Sy has a wife and daughter and I had no idea. Does he still see them? Why doesn’t he talk about them?

“Holly, what the hell are you doing?” I look up and see him standing at the door, a towel wrapped around his waist. I didn’t even hear the shower turn off.

“You have a daughter?” I think I whisper the question, but I’ve never heard a whisper yelled so loud.

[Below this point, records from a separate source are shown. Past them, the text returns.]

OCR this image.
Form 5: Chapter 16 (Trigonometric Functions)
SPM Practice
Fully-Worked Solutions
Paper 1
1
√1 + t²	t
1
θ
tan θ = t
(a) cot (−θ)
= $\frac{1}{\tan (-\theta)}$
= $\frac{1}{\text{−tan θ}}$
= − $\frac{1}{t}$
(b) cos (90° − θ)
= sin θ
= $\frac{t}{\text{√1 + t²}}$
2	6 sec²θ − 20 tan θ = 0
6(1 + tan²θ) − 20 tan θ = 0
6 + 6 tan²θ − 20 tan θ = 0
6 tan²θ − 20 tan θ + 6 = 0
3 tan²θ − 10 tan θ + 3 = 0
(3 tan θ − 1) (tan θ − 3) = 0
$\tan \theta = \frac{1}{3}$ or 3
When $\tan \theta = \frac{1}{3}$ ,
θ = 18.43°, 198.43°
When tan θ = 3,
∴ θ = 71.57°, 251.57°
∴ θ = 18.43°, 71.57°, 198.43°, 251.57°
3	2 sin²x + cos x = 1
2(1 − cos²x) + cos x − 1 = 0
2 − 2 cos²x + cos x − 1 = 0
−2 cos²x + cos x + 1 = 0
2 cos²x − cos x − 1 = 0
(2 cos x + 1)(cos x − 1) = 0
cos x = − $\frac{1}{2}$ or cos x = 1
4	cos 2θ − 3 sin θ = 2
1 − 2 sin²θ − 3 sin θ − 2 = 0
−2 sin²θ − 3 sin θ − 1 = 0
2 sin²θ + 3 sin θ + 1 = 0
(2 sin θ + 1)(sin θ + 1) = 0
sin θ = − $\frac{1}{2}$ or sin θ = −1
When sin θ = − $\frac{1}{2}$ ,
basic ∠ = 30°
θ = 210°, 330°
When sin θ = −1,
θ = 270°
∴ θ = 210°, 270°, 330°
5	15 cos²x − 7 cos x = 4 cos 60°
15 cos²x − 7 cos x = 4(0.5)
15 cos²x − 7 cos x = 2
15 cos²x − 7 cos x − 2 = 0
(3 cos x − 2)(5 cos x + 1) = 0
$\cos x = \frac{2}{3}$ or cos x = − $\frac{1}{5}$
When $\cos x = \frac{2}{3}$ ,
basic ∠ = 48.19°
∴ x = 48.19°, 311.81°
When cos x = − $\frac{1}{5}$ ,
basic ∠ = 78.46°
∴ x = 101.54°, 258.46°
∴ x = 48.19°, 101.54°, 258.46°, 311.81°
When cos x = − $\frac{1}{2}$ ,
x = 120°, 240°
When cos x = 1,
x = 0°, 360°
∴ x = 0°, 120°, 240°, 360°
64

“What the fuck? Give that to me,” he demands, the earlier playfulness gone. I see the pain behind his eyes. That darkness that I once thought was anger now shows itself as grief.

“You had a daughter,” I correct myself, and his eyes tell me I guessed it right. He can’t hide the pain in his expression. “Keira,” I say her name, the same name he’s been speaking in his sleep. It all makes sense, now.

“How do you know?” His hands go to the doorway like he needs the balance just to stay upright.

“You call out for her at night,” I tell him in a soothing voice. The urgency to comfort him overwhelms me, but I know he won’t want that right now.

“I don’t want to talk about it.” His pained look goes back to the hard gaze I’ve come to know.

“How could you not talk about her?”

He doesn’t respond as he still holds my gaze. I can’t help the first tear that falls for him, for what he has lost. I don’t know what happened to Keira, but the pain in his voice when he calls her name deep in his sleep is raw. I hear it, feel it and standing in front of me right now, I see it. I don’t know how to comfort him. I don’t know how to get him out of this situation. When his emotions are raw, exposed to me in a way they have never been, I want to take it all back, let him have his space, but I had to push.